Lombok Timur (Inside Lombok) – Kelompok kesenian cilokak modern atau yang sering disebut kecimol belakangan diterpa gelombang protes dari masyarakat yang meminta mereka dibubarkan. Protes itu salah satunya didasari lantaran banyak pihak yang menilai kesenian yang kerap dijadikan pengiring pawai pengantin itu punya sisi negatif yang belum bisa dihilangkan.
Menanggapi hal tersebut, Ketua Dewan Kesenian Lombok Timur (Lotim), Ashwan Dailani mengatakan masifnya gerakan protes atas penolakan hingga saran pembubaran kecimol itu seharusnya dikaji lebih dahulu dengan perspektif yang luas. “Selain melihat efek yang ditimbulkan, terlepas dari kisruh pelaku kecimol dengan masyarakat. Karena nantinya tindakan pembubaran dan lain sebagainya pasti akan berdampak kerugian, baik moril maupun materil terhadap kelompok kecimol,” ungkapnya, Selasa (04/06/2024).
Ashwan sendiri mengapresiasi hadirnya kecimol dengan konsep penyajiannya sebagai entitas baru di bidang musik, di mana masyarakat selalu menjadikannya hiburan pengiring pada acara hajatan baik itu perkawinan dan segala macamnya. Namun diakui penciptaan karya seni tradisi haruslah berbasis lokalitas dan memperhatikan kearifan lokal, di mana karya seni itu tercipta karena kebutuhan dan dapat diterima oleh masyarakat sekitar, sehingga menjadi suatu bentuk karya seni yang lahir dan tumbuh dari ide dan gagasan masyarakat itu sendiri.

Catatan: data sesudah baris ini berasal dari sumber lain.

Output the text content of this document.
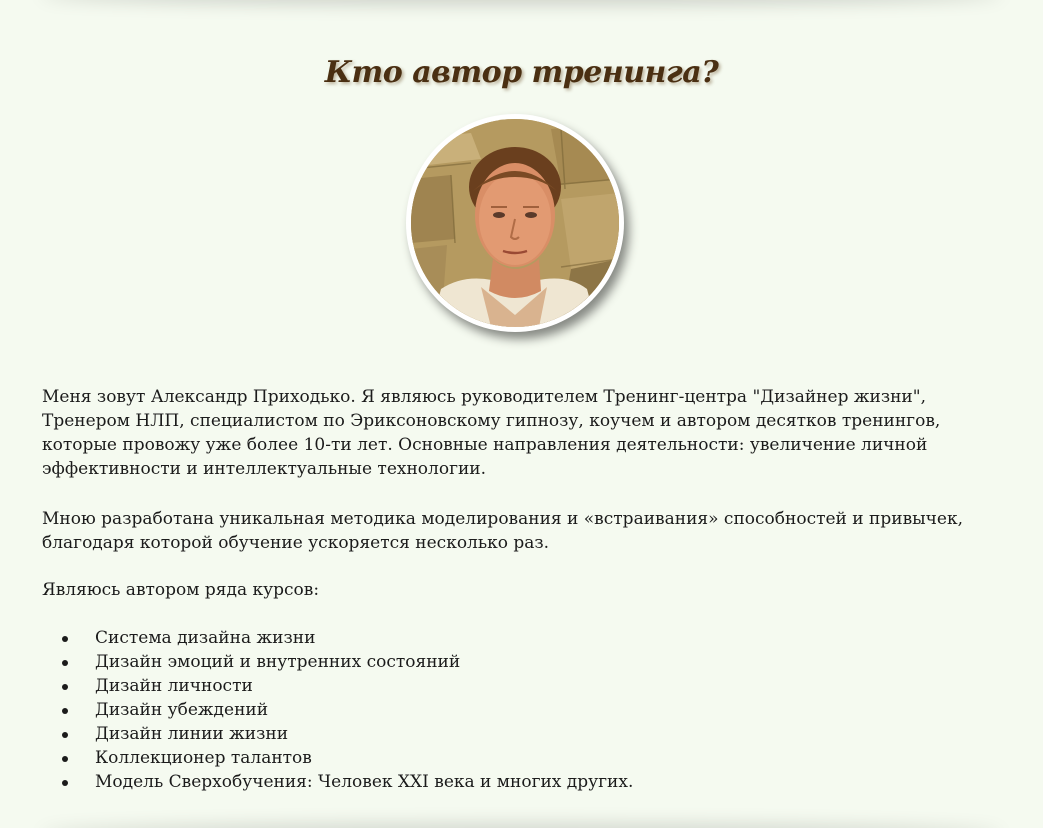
Кто автор тренинга?

Меня зовут Александр Приходько. Я являюсь руководителем Тренинг-центра "Дизайнер жизни", Тренером НЛП, специалистом по Эриксоновскому гипнозу, коучем и автором десятков тренингов, которые провожу уже более 10-ти лет. Основные направления деятельности: увеличение личной эффективности и интеллектуальные технологии.

Мною разработана уникальная методика моделирования и «встраивания» способностей и привычек, благодаря которой обучение ускоряется несколько раз.

Являюсь автором ряда курсов:

Система дизайна жизни
Дизайн эмоций и внутренних состояний
Дизайн личности
Дизайн убеждений
Дизайн линии жизни
Коллекционер талантов
Модель Сверхобучения: Человек XXI века и многих других.
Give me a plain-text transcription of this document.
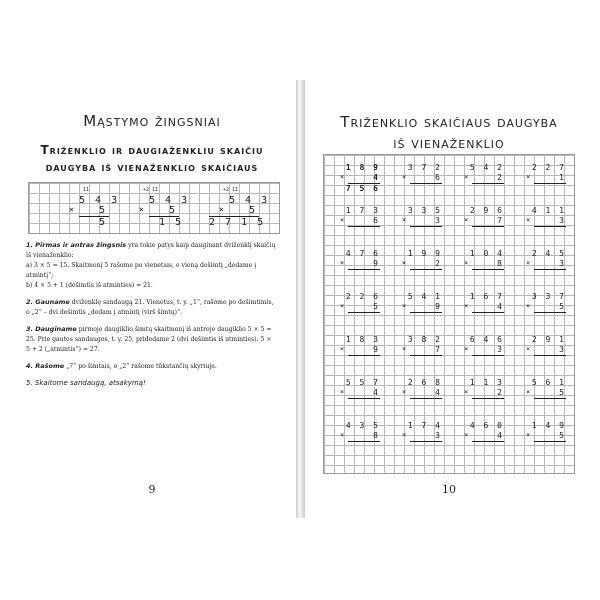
Mąstymo žingsniai
Triženklio ir daugiaženkliu skaičiu
daugyba iš vienaženklio skaičiaus
11
5 4 3
× 5
5
+2 11
5 4 3
× 5
1 5
+2 11
5 4 3
× 5
2 7 1 5
1. Pirmas ir antras žingsnis yra tokie patys kaip dauginant dviženklį skaičių iš vienaženklio:
a) 3 × 5 = 15. Skaitmenį 5 rašome po vienetais, o vieną dešimtį „dedame į atmintį“;
b) 4 × 5 + 1 (dešimtis iš atminties) = 21.
2. Gauname dviženklę sandaugą 21. Vienetus, t. y. „1“, rašome po dešimtimis, o „2“ – dvi dešimtis „dedam į atmintį (virš šimtų)“.
3. Dauginame pirmojo daugiklio šimtų skaitmenį iš antrojo daugiklio 5 × 5 = 25. Prie gautos sandaugos, t. y. 25, pridedame 2 (dvi dešimtis iš atminties). 5 × 5 + 2 („atmintis“) = 27.
4. Rašome „7“ po šimtais, o „2“ rašome tūkstančių skyriuje.
5. Skaitome sandaugą, atsakymą!
9
Triženklio skaičiaus daugyba
iš vienaženklio
1 8 9
×	4
7 5 6
3 7 2
×	6
5 4 2
×	2
2 2 7
×	1
1 7 3
×	6
3 3 5
×	3
2 9 6
×	7
4 1 1
×	3
4 7 6
×	9
1 9 9
×	2
1 0 4
×	8
2 4 5
×	3
2 2 6
×	5
5 4 1
×	9
1 6 7
×	4
3 3 7
×	5
1 8 3
×	9
3 8 2
×	7
6 4 6
×	3
2 9 1
×	3
5 5 7
×	4
2 6 8
×	4
1 1 3
×	2
5 6 1
×	5
4 3 5
×	8
1 7 4
×	3
4 6 0
×	4
1 4 9
×	5
10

“Dari beberapa sumber yang saya dengar dan serap adalah genre musik kreasi kecimol bukan tradisi yang lahir di tanah Lombok Timur atau NTB yang sangat religius ini,” jelasnya. Karenanya, Ashwan menduga kisruh yang terjadi saat ini lantaran semakin bertumbuhnya kelompok kecimol justru dibarengi dengan penolakan dari beberapa desa yang bahkan sudah membuat aturan pelarangan dan membuatkan awik-awik untuk penertiban.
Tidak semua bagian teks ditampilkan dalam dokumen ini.